Associate Justice Johnny said in his ruling, "the court cannot fault the defendants or their attorney for trying to take steps to avoid potential multiple liability for the same dividend payment," and denied the motion for an order to show cause.
Essentially the dividends were for earnings on shares of TransCo stocks whose ownership is still under dispute.
TransCo held its shareholder's meeting in Chuuk on Saturday, March 13. Shareholders who were present received their dividend checks at that time. President Mori did not. Since at least a portion of his shares are under dispute, TransCo issued the check instead in the name of the FSM Supreme Court where a portion of that dispute is being heard.
At 6:30 on Sunday morning, the day following the shareholder's meeting, President Mori called Steve Finnen, TransCo's attorney in his hotel room.
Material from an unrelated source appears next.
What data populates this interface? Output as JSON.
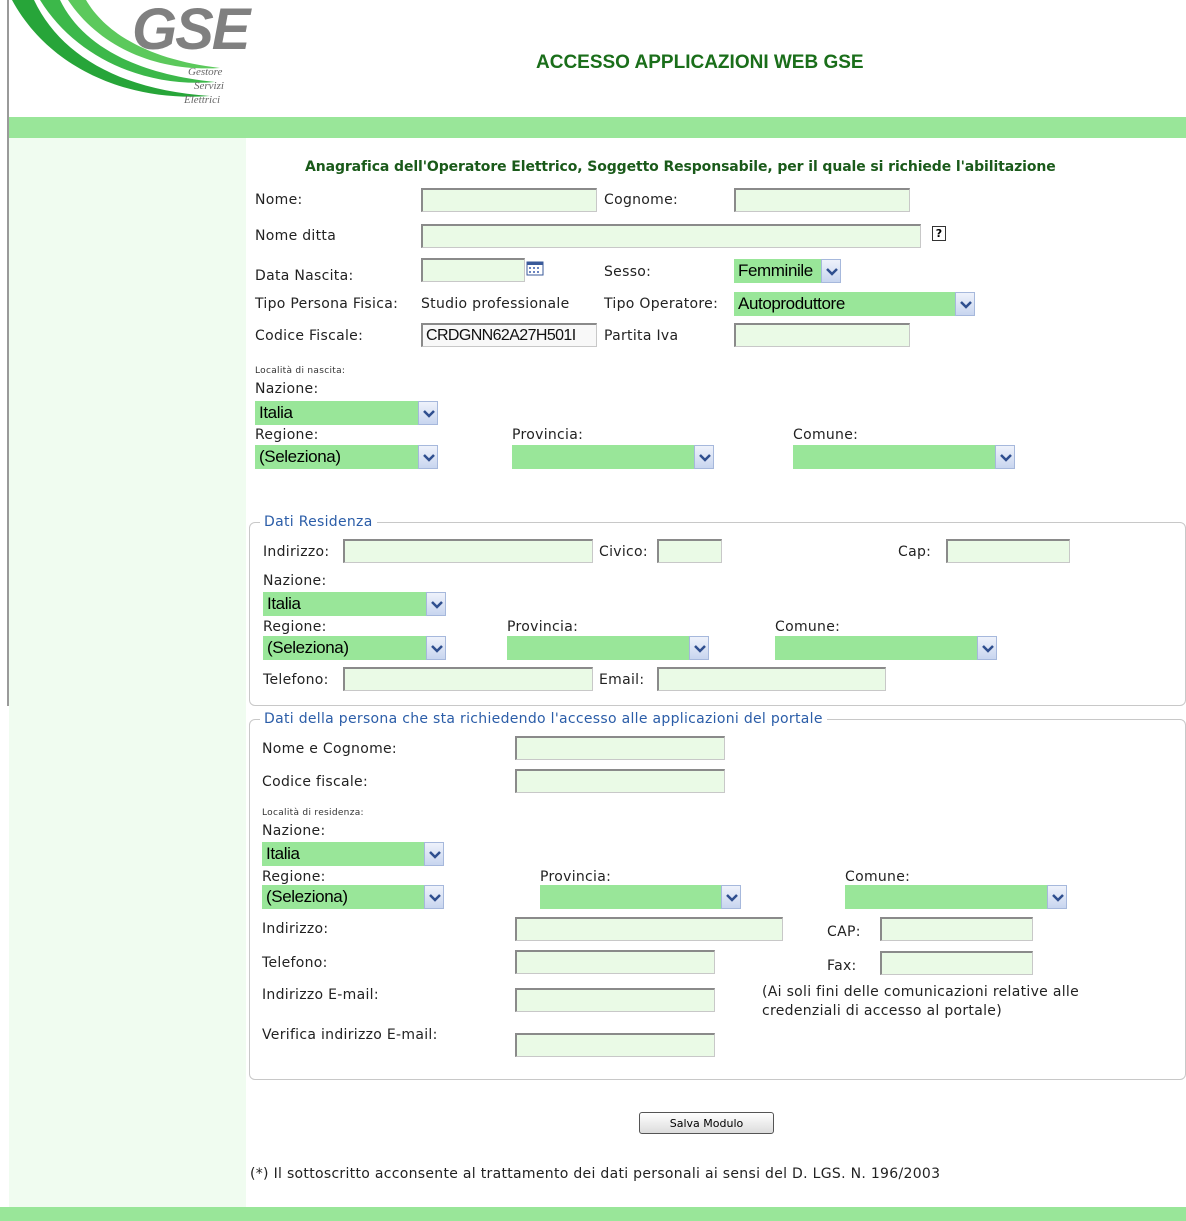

Finnen explained to President Mori several times that he was not allowed to talk to him but that he would be glad to talk with his lawyer.
30 minutes later, Chuuk State Police officers arrived at Finnen's hotel room and told him that he needed to accompany them to the police station. The officers were responding to a charge by President
Mori that his dividend check had been essentially stolen from him.
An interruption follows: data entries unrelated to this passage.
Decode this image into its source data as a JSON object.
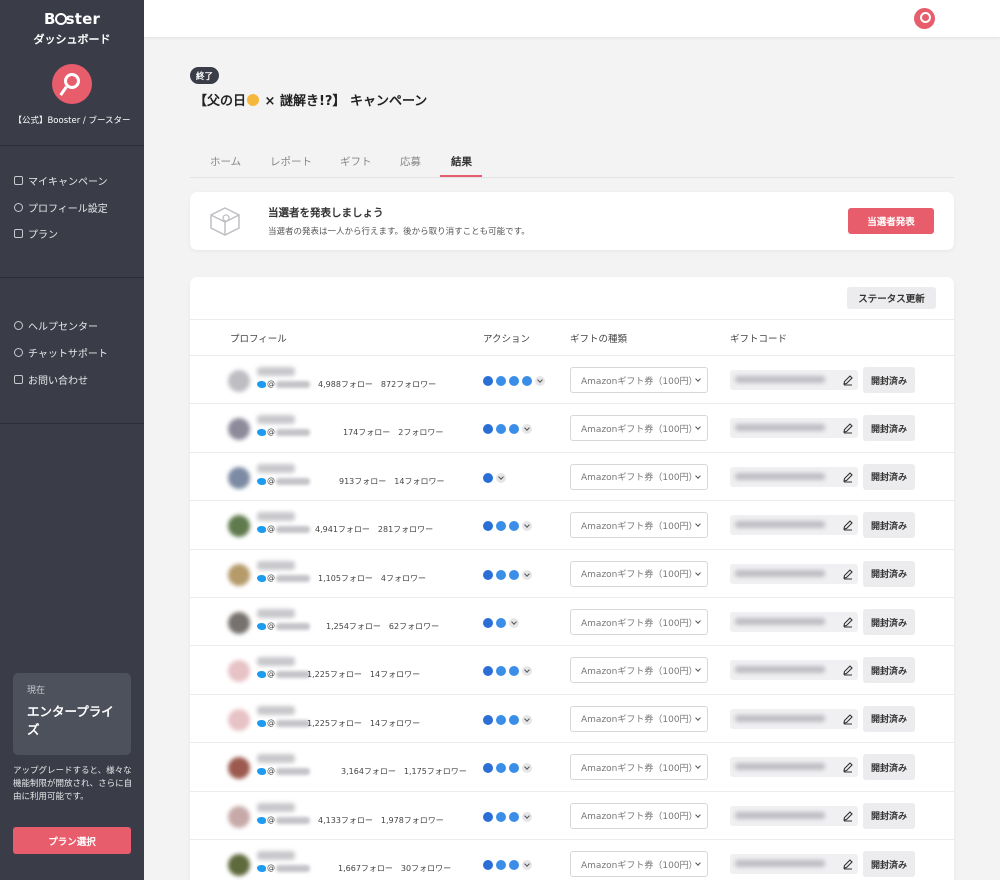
{
  "sidebar": {
    "brand": "Booster",
    "brand_parts": [
      "B",
      "ster"
    ],
    "dashboard": "ダッシュボード",
    "account_name": "【公式】Booster / ブースター",
    "nav_main": [
      {
        "label": "マイキャンペーン",
        "icon": "campaign-icon"
      },
      {
        "label": "プロフィール設定",
        "icon": "profile-icon"
      },
      {
        "label": "プラン",
        "icon": "plan-icon"
      }
    ],
    "nav_support": [
      {
        "label": "ヘルプセンター",
        "icon": "help-icon"
      },
      {
        "label": "チャットサポート",
        "icon": "chat-icon"
      },
      {
        "label": "お問い合わせ",
        "icon": "send-icon"
      }
    ],
    "plan": {
      "now_label": "現在",
      "name": "エンタープライズ"
    },
    "upgrade_note": "アップグレードすると、様々な機能制限が開放され、さらに自由に利用可能です。",
    "plan_button": "プラン選択"
  },
  "campaign": {
    "status": "終了",
    "title_before": "【父の日",
    "title_after": "× 謎解き!?】 キャンペーン"
  },
  "tabs": [
    {
      "label": "ホーム"
    },
    {
      "label": "レポート"
    },
    {
      "label": "ギフト"
    },
    {
      "label": "応募"
    },
    {
      "label": "結果"
    }
  ],
  "active_tab": 4,
  "winner_card": {
    "title": "当選者を発表しましょう",
    "description": "当選者の発表は一人から行えます。後から取り消すことも可能です。",
    "button": "当選者発表"
  },
  "table": {
    "status_update_button": "ステータス更新",
    "columns": [
      "プロフィール",
      "アクション",
      "ギフトの種類",
      "ギフトコード"
    ],
    "at_symbol": "@",
    "gift_option": "Amazonギフト券（100円）",
    "opened_label": "開封済み",
    "rows": [
      {
        "follow": "4,988フォロー　872フォロワー",
        "actions": 4,
        "avatar": "#bdbdc2"
      },
      {
        "follow": "174フォロー　2フォロワー",
        "actions": 3,
        "avatar": "#8d8a9a"
      },
      {
        "follow": "913フォロー　14フォロワー",
        "actions": 1,
        "avatar": "#7c8aa3"
      },
      {
        "follow": "4,941フォロー　281フォロワー",
        "actions": 3,
        "avatar": "#5f7a4c"
      },
      {
        "follow": "1,105フォロー　4フォロワー",
        "actions": 3,
        "avatar": "#b59a6a"
      },
      {
        "follow": "1,254フォロー　62フォロワー",
        "actions": 2,
        "avatar": "#77726d"
      },
      {
        "follow": "1,225フォロー　14フォロワー",
        "actions": 3,
        "avatar": "#e7c2c6"
      },
      {
        "follow": "1,225フォロー　14フォロワー",
        "actions": 3,
        "avatar": "#e7c2c6"
      },
      {
        "follow": "3,164フォロー　1,175フォロワー",
        "actions": 3,
        "avatar": "#9c5a4f"
      },
      {
        "follow": "4,133フォロー　1,978フォロワー",
        "actions": 3,
        "avatar": "#c8a9a9"
      },
      {
        "follow": "1,667フォロー　30フォロワー",
        "actions": 3,
        "avatar": "#5e6a3c"
      }
    ]
  },
  "colors": {
    "accent": "#e85d6c",
    "sidebar": "#3a3d48",
    "action": "#2b6fd6",
    "twitter": "#1d9bf0"
  }
}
Upon arrival at the police station Finnen explained the situation to the officers and told them that Chuuk Attorney General Joses Gallen could clear the matter up. The officers confiscated the $1620 dividend check payable to the FSM Supreme Court and asked Finnen what his plans had been for that day. He told them that friends had planned to take him out in a boat and that he was scheduled to depart Chuuk on the late flight that night. Although police did allow Finnen to leave the police station they instructed him to cancel his boating plans and to be available to return to the Police Station.
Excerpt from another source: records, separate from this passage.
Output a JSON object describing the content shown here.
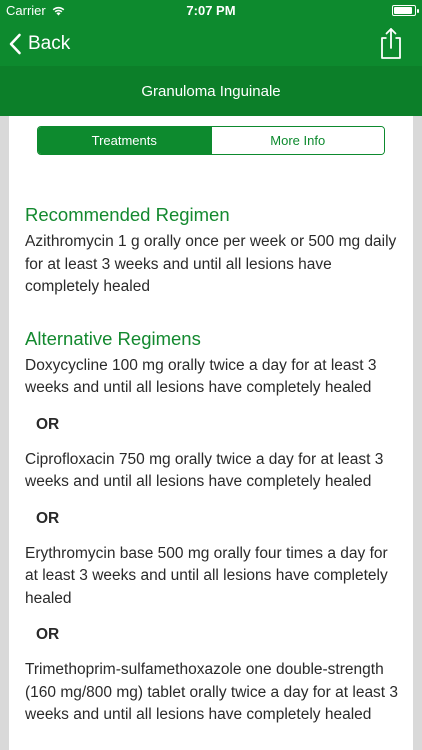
{
  "status_bar": {
    "carrier": "Carrier",
    "time": "7:07 PM",
    "battery_level": 0.9
  },
  "nav": {
    "back_label": "Back",
    "share_icon": "share-icon"
  },
  "title_bar": {
    "title": "Granuloma Inguinale"
  },
  "tabs": [
    {
      "label": "Treatments",
      "selected": true
    },
    {
      "label": "More Info",
      "selected": false
    }
  ],
  "recommended": {
    "heading": "Recommended Regimen",
    "text": "Azithromycin 1 g orally once per week or 500 mg daily for at least 3 weeks and until all lesions have completely healed"
  },
  "alternative": {
    "heading": "Alternative Regimens",
    "or_label": "OR",
    "regimens": [
      "Doxycycline 100 mg orally twice a day for at least 3 weeks and until all lesions have completely healed",
      "Ciprofloxacin 750 mg orally twice a day for at least 3 weeks and until all lesions have completely healed",
      "Erythromycin base 500 mg orally four times a day for at least 3 weeks and until all lesions have completely healed",
      "Trimethoprim-sulfamethoxazole one double-strength (160 mg/800 mg) tablet orally twice a day for at least 3 weeks and until all lesions have completely healed"
    ]
  },
  "colors": {
    "brand_green": "#0d8a2e",
    "heading_green": "#13892f",
    "gutter_gray": "#d9d9d9"
  }
}
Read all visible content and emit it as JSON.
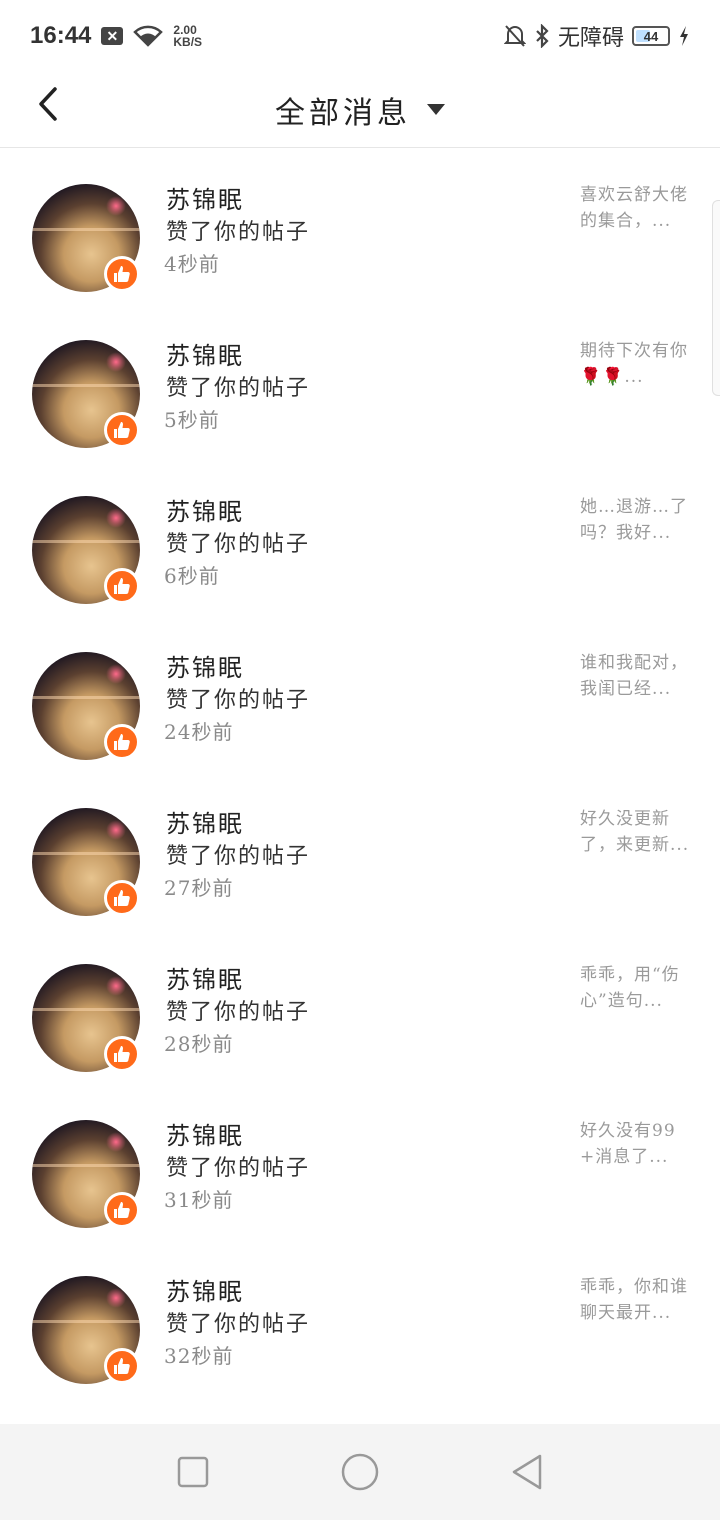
{
  "status_bar": {
    "time": "16:44",
    "speed_value": "2.00",
    "speed_unit": "KB/S",
    "accessibility_label": "无障碍",
    "battery": "44"
  },
  "header": {
    "title": "全部消息"
  },
  "messages": [
    {
      "name": "苏锦眠",
      "action": "赞了你的帖子",
      "time": "4秒前",
      "preview": "喜欢云舒大佬的集合，..."
    },
    {
      "name": "苏锦眠",
      "action": "赞了你的帖子",
      "time": "5秒前",
      "preview": "期待下次有你🌹🌹..."
    },
    {
      "name": "苏锦眠",
      "action": "赞了你的帖子",
      "time": "6秒前",
      "preview": "她…退游…了吗？我好..."
    },
    {
      "name": "苏锦眠",
      "action": "赞了你的帖子",
      "time": "24秒前",
      "preview": "谁和我配对，我闺已经..."
    },
    {
      "name": "苏锦眠",
      "action": "赞了你的帖子",
      "time": "27秒前",
      "preview": "好久没更新了，来更新..."
    },
    {
      "name": "苏锦眠",
      "action": "赞了你的帖子",
      "time": "28秒前",
      "preview": "乖乖，用“伤心”造句..."
    },
    {
      "name": "苏锦眠",
      "action": "赞了你的帖子",
      "time": "31秒前",
      "preview": "好久没有99+消息了..."
    },
    {
      "name": "苏锦眠",
      "action": "赞了你的帖子",
      "time": "32秒前",
      "preview": "乖乖，你和谁聊天最开..."
    }
  ],
  "colors": {
    "like_badge": "#ff6a1a",
    "nav_bar_bg": "#f4f4f4"
  },
  "icons": {
    "back": "chevron-left-icon",
    "dropdown": "triangle-down-icon",
    "like": "thumbs-up-icon",
    "nav_recent": "square-icon",
    "nav_home": "circle-icon",
    "nav_back": "triangle-left-icon"
  }
}
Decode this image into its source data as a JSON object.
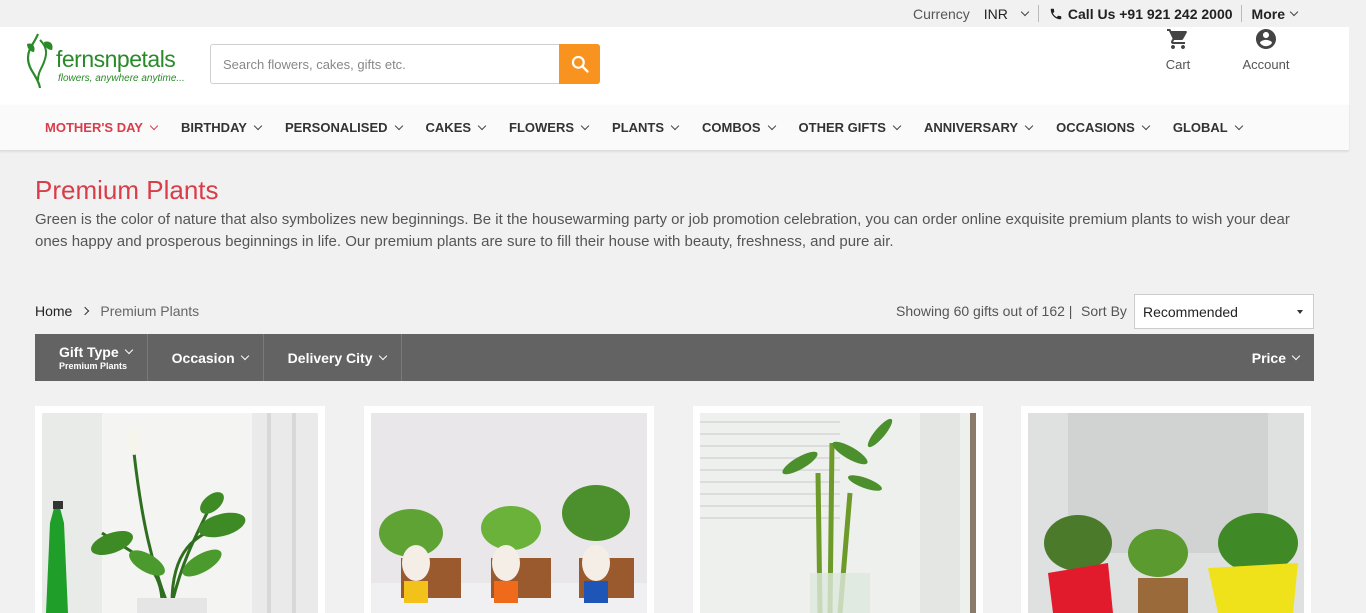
{
  "topbar": {
    "currency_label": "Currency",
    "currency_value": "INR",
    "call_label": "Call Us +91 921 242 2000",
    "more_label": "More"
  },
  "logo": {
    "name": "fernsnpetals",
    "tagline": "flowers, anywhere anytime..."
  },
  "search": {
    "placeholder": "Search flowers, cakes, gifts etc."
  },
  "header_actions": {
    "cart_label": "Cart",
    "account_label": "Account"
  },
  "nav": {
    "items": [
      {
        "label": "MOTHER'S DAY"
      },
      {
        "label": "BIRTHDAY"
      },
      {
        "label": "PERSONALISED"
      },
      {
        "label": "CAKES"
      },
      {
        "label": "FLOWERS"
      },
      {
        "label": "PLANTS"
      },
      {
        "label": "COMBOS"
      },
      {
        "label": "OTHER GIFTS"
      },
      {
        "label": "ANNIVERSARY"
      },
      {
        "label": "OCCASIONS"
      },
      {
        "label": "GLOBAL"
      }
    ]
  },
  "page": {
    "title": "Premium Plants",
    "description": "Green is the color of nature that also symbolizes new beginnings. Be it the housewarming party or job promotion celebration, you can order online exquisite premium plants to wish your dear ones happy and prosperous beginnings in life. Our premium plants are sure to fill their house with beauty, freshness, and pure air."
  },
  "breadcrumb": {
    "home": "Home",
    "current": "Premium Plants"
  },
  "results": {
    "showing": "Showing 60 gifts out of 162 |",
    "sort_label": "Sort By",
    "sort_value": "Recommended"
  },
  "filters": {
    "gift_type": "Gift Type",
    "gift_type_selected": "Premium Plants",
    "occasion": "Occasion",
    "delivery_city": "Delivery City",
    "price": "Price"
  },
  "colors": {
    "accent": "#d93d4a",
    "search_button": "#f7931e",
    "filter_bar": "#636363",
    "brand_green": "#2a8a2a"
  }
}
It took some time to contact the Chuuk Attorney General but after he was reached he immediately wrote a memo to the Director of the Department of Public Safety advising the Director to return the check to Finnen. The memo said that he could find no probable cause to charge Finnen with any crime in relation to his possession of the check. The AG also wrote a letter to Finnen telling him that he was returning the check to him and apologizing for any inconvenience the department's response to President Mori's charge may have caused him.
Finnen was allowed to leave the island as he had scheduled with the check in hand.
On Thursday, March 18, Mori's attorney, Sabino Asor fi led the contempt charges. On the same day the court received a Notice of Deposit of the Dividend Payment.
Before Finnen could file any response to the charges, Associate Justice Johnny ruled that neither TransCo nor Finnen were in contempt. He also directed that the $1620 dividend payment should be deposited in the court's registry in an interest-bearing account. The court has also asked the defendants in the ongoing lawsuit to fi le a brief by April 1, 2010 regarding the issue of whether Mori is a bona fide purchaser for value of the shares for which the dividends are being paid. Mori's attorney will have until April 13, 2010 to respond to the brief and on April 14, 2010 there will be an evidentiary hearing on the issue if any parties involved in the law suit believe that such a hearing is needed.
If the court determines that Mori is a bona fide purchaser for value of the shares, then the dividends, with interest, will be promptly paid to Mori. If the court determines otherwise, the funds will remain on deposit earning interest until a further court order.
Associate Justice Johnny's ruling was issued on March 25, 2010.